Letztlich werden die Länder umschwenken müssen, zumal die Urteilsbegründung kaum Interpretationsspielräume zulässt und sogar Handlungsanweisungen/Möglichkeiten vorgibt. Auch die Prozeduralen Pflichten zur Begründung und die Einordnung in die verfassungsrechtlichen Widersprüche zugunsten der Beamten fällt sehr deutlich aus und lässt keinen Spielraum für einseitige Opfer.
Die Frage, die ich mir stelle, ist, ob die Gewerkschaften endlich mal wach werden und das Urteil aufgreifen sowie die Tragweite verstehen.

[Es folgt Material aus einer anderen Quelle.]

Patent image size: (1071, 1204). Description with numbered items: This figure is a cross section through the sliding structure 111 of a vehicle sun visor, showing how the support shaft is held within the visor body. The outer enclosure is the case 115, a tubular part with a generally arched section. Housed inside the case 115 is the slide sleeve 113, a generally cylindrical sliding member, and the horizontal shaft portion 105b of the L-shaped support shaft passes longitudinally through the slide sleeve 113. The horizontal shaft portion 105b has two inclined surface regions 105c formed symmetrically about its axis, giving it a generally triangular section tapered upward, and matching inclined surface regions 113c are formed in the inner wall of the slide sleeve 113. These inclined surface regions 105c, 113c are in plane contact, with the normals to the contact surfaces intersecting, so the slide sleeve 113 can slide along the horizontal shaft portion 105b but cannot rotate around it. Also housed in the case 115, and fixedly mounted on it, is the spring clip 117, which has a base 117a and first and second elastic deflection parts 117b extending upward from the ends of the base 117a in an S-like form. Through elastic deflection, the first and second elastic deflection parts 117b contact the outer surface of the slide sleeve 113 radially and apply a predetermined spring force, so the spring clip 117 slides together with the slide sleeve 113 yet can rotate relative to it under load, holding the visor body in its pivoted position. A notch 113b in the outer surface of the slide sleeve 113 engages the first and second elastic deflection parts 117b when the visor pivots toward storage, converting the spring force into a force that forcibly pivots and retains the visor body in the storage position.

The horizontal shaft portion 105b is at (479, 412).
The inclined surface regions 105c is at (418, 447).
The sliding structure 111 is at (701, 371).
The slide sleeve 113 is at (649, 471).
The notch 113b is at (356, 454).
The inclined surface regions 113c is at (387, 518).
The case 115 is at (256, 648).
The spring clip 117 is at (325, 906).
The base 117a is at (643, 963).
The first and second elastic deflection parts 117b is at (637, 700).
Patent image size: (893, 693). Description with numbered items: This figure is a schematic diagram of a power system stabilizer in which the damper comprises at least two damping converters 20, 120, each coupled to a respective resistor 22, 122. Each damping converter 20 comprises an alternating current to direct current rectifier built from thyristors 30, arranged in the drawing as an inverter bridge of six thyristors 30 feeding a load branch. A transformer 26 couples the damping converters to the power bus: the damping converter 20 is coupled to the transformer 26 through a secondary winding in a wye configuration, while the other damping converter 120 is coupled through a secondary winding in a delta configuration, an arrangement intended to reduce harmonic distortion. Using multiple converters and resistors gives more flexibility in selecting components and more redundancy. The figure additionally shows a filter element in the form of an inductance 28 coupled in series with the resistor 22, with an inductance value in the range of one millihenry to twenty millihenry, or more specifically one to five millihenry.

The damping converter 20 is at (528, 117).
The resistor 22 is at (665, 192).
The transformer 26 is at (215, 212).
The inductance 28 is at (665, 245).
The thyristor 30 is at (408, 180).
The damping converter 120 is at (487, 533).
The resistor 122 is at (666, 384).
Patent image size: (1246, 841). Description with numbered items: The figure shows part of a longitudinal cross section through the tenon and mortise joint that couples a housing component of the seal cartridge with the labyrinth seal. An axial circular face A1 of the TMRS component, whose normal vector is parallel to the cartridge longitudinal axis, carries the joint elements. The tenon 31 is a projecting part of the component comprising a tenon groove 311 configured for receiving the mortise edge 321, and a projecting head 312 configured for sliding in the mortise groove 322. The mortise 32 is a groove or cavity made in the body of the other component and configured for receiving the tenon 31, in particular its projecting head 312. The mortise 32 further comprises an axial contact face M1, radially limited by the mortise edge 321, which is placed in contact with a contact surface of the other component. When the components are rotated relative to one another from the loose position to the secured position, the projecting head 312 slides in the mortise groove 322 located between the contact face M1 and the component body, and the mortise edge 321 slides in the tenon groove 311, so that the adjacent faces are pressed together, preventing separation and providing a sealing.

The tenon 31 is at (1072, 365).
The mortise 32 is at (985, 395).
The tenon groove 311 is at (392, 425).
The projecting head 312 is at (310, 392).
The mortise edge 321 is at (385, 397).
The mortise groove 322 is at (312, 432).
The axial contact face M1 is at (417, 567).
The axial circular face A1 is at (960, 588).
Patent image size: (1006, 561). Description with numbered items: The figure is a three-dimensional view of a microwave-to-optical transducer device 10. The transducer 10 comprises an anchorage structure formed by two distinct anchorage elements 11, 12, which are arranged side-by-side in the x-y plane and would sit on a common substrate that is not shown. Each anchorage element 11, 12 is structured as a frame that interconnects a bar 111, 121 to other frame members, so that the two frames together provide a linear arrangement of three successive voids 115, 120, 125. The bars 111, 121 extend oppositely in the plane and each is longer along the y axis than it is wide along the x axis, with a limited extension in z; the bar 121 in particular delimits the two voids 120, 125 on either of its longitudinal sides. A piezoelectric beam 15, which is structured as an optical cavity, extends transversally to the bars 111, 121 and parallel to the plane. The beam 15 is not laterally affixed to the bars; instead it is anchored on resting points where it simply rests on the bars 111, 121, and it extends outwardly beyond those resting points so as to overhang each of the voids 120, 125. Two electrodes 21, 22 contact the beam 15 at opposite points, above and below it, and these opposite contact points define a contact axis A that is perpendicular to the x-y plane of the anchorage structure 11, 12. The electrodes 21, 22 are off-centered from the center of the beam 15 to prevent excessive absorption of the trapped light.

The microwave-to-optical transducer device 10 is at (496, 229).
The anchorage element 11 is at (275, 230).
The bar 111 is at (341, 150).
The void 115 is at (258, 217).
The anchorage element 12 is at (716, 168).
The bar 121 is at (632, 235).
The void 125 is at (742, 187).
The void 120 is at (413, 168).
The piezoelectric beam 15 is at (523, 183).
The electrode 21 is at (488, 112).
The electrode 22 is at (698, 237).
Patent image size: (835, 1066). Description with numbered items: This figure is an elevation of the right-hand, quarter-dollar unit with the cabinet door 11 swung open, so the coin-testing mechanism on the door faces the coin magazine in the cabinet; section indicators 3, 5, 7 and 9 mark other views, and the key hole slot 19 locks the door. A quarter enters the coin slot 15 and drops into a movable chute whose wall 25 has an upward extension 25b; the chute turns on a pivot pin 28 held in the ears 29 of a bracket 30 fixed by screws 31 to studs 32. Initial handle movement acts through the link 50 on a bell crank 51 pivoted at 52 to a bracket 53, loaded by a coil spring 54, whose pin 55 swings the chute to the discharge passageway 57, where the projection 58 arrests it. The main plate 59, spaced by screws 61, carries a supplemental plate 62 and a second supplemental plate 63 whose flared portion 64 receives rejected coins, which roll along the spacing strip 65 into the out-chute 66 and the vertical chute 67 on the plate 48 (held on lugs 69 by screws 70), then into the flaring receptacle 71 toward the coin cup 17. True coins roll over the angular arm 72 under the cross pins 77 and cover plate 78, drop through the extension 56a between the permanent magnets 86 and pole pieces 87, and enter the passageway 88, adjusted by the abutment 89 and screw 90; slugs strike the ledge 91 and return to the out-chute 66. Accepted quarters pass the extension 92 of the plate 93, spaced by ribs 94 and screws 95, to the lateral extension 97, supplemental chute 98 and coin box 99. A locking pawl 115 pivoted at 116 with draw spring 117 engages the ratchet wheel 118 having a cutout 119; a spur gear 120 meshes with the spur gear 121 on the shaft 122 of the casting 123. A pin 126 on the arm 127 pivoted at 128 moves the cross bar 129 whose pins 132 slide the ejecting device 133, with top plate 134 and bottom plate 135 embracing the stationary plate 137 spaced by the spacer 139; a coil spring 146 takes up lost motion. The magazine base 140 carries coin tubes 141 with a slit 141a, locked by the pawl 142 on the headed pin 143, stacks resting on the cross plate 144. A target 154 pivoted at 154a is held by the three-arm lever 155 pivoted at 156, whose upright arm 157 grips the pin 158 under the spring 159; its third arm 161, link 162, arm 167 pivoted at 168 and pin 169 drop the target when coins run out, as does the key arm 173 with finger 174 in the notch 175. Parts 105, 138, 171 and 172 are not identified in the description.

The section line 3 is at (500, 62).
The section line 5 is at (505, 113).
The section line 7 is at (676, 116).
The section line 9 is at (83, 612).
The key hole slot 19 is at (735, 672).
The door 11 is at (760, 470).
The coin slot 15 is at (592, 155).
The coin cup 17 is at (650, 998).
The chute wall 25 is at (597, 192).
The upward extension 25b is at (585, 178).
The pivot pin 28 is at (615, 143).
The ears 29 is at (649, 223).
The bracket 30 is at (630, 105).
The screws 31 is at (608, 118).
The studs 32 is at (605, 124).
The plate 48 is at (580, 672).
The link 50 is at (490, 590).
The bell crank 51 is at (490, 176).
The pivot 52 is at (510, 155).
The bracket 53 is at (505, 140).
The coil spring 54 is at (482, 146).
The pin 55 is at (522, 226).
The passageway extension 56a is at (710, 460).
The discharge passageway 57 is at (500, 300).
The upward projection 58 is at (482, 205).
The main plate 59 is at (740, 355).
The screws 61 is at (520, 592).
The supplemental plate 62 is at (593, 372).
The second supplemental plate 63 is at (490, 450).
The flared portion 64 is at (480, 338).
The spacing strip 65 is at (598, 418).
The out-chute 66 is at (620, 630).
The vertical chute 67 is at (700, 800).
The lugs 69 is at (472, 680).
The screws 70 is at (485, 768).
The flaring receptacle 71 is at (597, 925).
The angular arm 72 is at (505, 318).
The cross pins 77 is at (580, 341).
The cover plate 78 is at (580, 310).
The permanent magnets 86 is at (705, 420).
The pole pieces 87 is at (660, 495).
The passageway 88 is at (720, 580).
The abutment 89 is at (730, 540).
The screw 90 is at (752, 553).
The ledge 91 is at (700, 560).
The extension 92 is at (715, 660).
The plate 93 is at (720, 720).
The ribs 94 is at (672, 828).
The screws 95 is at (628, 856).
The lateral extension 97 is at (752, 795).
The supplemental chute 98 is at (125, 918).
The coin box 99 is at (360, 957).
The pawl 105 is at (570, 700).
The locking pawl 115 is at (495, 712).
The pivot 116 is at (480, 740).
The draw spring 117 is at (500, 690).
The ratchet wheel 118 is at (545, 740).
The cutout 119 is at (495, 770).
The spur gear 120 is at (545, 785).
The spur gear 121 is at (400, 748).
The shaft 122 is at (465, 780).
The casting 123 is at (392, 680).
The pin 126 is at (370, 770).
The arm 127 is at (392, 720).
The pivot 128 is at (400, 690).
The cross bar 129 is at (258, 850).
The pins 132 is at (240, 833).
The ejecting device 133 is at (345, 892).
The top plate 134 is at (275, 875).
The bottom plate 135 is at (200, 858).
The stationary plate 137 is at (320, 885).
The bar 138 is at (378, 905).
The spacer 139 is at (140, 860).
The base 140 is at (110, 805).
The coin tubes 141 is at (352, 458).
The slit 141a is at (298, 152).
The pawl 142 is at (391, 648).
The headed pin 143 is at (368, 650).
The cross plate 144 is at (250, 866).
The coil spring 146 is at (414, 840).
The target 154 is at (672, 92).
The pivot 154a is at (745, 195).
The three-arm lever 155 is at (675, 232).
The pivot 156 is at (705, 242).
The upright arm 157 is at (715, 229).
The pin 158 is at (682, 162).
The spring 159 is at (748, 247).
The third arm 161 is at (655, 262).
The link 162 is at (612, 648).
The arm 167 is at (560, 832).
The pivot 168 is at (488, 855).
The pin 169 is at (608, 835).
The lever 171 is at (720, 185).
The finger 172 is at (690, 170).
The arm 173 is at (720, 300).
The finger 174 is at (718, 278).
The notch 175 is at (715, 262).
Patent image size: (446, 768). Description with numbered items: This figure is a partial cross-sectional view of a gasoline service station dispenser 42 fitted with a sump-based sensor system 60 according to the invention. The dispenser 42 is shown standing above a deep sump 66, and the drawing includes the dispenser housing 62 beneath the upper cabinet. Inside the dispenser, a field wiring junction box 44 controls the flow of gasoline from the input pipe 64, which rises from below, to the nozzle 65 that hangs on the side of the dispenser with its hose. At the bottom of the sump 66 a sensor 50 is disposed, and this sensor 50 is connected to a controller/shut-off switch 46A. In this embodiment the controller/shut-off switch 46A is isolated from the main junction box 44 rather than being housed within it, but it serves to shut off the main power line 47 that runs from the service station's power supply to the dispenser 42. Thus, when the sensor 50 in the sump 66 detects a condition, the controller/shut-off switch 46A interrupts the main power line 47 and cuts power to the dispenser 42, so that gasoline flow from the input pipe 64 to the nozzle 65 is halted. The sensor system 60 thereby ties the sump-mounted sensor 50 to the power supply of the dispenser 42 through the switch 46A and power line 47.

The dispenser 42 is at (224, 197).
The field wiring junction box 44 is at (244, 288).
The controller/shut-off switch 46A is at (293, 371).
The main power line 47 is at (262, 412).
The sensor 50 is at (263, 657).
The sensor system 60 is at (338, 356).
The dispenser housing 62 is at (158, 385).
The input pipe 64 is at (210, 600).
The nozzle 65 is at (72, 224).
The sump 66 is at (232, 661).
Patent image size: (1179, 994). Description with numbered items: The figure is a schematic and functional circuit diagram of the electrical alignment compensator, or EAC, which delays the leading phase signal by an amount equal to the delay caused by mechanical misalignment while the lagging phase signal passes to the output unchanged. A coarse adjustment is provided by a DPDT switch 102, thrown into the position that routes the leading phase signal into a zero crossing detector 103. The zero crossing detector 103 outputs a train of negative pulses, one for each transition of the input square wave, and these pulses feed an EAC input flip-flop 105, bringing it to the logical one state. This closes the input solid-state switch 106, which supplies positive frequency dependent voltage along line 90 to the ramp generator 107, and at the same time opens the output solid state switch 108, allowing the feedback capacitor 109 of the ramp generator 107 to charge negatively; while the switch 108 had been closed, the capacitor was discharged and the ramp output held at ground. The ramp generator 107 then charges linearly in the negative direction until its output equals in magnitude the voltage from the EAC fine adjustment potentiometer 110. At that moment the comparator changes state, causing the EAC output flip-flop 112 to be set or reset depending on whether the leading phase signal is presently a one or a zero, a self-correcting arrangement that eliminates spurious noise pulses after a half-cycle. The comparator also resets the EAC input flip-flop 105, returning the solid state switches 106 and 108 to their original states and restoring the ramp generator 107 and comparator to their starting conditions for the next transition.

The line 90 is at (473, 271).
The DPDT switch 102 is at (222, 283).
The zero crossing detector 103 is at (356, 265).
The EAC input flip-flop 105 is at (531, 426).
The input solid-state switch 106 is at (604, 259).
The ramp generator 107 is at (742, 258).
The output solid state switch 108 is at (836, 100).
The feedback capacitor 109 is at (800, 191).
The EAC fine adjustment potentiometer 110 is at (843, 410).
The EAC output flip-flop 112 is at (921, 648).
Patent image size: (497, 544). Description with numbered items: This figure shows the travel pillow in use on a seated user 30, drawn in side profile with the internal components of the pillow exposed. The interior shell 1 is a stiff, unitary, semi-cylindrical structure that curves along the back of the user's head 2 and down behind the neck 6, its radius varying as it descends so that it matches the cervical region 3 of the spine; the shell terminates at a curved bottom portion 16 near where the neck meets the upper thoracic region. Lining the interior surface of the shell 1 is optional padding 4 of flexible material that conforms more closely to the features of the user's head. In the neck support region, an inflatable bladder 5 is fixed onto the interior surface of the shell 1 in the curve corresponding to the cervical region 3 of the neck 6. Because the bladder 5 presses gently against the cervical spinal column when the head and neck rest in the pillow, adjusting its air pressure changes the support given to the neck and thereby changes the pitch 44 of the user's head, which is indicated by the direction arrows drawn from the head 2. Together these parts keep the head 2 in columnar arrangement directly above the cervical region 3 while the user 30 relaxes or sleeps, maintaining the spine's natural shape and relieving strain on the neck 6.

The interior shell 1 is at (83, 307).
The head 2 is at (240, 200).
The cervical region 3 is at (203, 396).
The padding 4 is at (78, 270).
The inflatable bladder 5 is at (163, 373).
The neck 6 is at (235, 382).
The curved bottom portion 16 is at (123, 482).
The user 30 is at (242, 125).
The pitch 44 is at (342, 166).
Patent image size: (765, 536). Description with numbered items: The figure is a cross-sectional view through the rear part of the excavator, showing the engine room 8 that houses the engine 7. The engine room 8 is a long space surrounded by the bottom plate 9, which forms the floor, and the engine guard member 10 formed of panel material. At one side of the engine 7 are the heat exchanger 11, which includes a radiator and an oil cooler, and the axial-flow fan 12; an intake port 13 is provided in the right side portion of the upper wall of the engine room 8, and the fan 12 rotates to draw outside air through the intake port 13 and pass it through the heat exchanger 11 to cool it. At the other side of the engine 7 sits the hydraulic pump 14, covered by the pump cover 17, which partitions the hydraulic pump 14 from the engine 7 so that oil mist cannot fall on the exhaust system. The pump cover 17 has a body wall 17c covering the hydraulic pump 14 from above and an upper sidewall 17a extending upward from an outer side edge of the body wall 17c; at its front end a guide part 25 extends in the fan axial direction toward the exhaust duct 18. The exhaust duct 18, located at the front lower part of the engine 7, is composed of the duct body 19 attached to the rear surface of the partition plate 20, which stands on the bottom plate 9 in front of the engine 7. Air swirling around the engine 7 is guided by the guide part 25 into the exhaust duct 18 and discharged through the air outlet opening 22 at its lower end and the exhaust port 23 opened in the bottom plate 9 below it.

Zum Zusammenhang R-Besoldung und A-Besoldung hast du alles richtig ausgeführt. Ich gehe davon aus, dass die Einordnung zur A-Besoldung zeitnah erfolgt unter Verweis auf das heutige Urteil.
SwenTanortsch:
Unabhängig von den anstehenden weiteren Beschlüssen des Bundesverfassungsgerichts in den anhängigen Verfahren ist es genauso, wie Du schreibst, Chrisdus. Wichtig dürfte nun werden, wie die Gewerkschaften und Verbände handeln werden. Ihr bislang diesbezüglich eher zahmes Auftreten ist einerseits nachvollziehbar, da sie auf die Rechtsprechung keinen Einfluss haben. Andererseits wäre nun der Zeitpunkt, mit Verweis auf den Beschluss die Landesregierungen aufzufordern, für verfassungskonforme Besoldungsgesetze zu sorgen - denn unabhängig von der Besoldungshöhe dürften im Spiegel des neuen Beschlusses eigentlich alle gegen die ihnen obliegenden Prozeduralisierungspflichten verstoßen. Das muss nicht so weit gehen wie hier in Niedersachsen, wo die Prozeduralisierung im aktuellen Besoldungsgesetz zu weit über 90 Prozent identisch mit der des letzten ist (was für sich schon ein Verstoß gegen die Prozeduralisierungspflichten darstellen dürfte). Aber verfassungsgemäß dürften auch die anderen Besoldungsgesetze nicht sein und insofern müssten sie nun an sich geändert werden, was aber im Spiegel der politischen Entscheidungen der letzten 15 Jahre wohl kaum geschehen wird. Bewegung wird wohl erst mit dem nächsten Beschluss des BVerfG zur A-Besoldung in die Sache kommen - und dann erst dürfte auch die Tragweite des aktuellen Beschlusses allgemein deutlich werden, denke ich.